Kemajuan teknologi banyak menyediakan cara mudah untuk belajar. Ada Ruang guru dan Quipper school sebagai media belajar berbayar. Ada Rumah Belajar yang disediakan Kemendikbud gratis. Ada media sosial seperti WA, Line, Messeger dan FB sebagai media yang dapat dimanfaatkan sebagai ruang belajar secara berkelompok.
Namun, sehebat hebatnya ruang belajar itu, tetap tak akan bisa menggantikan fungsi dan peran guru sebagai tenaga pendidik. Apa yang membuat guru sedemikian penting keberadaannya?

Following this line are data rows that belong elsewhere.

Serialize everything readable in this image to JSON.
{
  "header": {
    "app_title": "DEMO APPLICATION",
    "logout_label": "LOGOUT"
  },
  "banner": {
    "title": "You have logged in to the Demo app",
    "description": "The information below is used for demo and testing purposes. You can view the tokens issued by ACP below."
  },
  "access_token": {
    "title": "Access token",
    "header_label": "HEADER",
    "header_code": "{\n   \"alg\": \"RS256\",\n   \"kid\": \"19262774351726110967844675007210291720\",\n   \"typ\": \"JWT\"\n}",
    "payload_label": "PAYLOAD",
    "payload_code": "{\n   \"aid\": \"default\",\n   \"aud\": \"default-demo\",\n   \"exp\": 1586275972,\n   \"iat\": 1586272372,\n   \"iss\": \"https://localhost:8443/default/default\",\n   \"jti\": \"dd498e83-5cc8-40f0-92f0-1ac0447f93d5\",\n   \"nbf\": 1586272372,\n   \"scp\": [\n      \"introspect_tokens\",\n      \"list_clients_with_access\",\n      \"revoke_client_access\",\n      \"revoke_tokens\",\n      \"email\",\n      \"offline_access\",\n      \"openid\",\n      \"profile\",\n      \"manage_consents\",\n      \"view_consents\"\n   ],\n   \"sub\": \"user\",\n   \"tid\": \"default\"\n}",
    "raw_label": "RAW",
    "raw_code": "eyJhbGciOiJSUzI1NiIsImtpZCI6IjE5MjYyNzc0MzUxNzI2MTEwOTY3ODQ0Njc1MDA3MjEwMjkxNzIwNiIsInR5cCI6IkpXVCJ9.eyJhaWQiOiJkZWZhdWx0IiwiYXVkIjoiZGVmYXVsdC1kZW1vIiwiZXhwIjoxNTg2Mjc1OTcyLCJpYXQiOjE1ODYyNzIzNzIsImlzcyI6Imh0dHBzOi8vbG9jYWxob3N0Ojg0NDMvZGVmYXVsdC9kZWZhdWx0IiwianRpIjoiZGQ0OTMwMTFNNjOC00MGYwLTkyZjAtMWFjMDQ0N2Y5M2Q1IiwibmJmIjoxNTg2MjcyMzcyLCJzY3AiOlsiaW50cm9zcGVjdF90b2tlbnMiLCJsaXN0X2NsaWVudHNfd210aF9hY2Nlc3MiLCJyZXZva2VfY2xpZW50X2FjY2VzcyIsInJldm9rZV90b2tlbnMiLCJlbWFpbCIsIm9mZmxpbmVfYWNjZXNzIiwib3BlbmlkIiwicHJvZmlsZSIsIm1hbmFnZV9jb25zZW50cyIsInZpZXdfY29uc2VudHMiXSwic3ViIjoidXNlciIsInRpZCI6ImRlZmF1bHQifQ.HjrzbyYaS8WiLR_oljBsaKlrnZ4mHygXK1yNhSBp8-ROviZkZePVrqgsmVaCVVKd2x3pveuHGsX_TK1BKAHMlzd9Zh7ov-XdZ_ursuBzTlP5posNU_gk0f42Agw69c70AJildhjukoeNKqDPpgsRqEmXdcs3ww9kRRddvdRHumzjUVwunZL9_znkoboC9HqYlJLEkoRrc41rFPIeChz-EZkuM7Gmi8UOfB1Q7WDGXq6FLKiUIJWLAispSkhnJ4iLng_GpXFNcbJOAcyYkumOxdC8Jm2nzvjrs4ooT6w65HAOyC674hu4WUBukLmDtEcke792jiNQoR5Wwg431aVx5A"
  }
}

Adakah keistimewaan seorang guru dibandingkan aplikasi dan media teknologi tadi? Bukankah kebanyakan guru sekarang juga menggunakan media itu untuk belajar? Apakah guru sudah tersaingi oleh anak didiknya? Ataukah sudah tergantikan dengan teknologi itu?
Selalu banyak pertanyaan yang mengikuti kalau kita sudah membahas dan membanding bandingkan dua hal yang berbeda. Sungguh itu adalah pekerjaan yang sia sia. Untuk apa kita memperdebatkan hal yang berbeda? Secara alami kan sudah beda. Akan selalu beda. Kalau pun sama, mungkin saja hanya kemiripan penggunaan atau fungsinya. Namun secara harfiah tetap saja berbeda.
"Bagi sebagian anak didik, guru disamakan seperti buku ensiklopedia, tempat anak menimba ilmu."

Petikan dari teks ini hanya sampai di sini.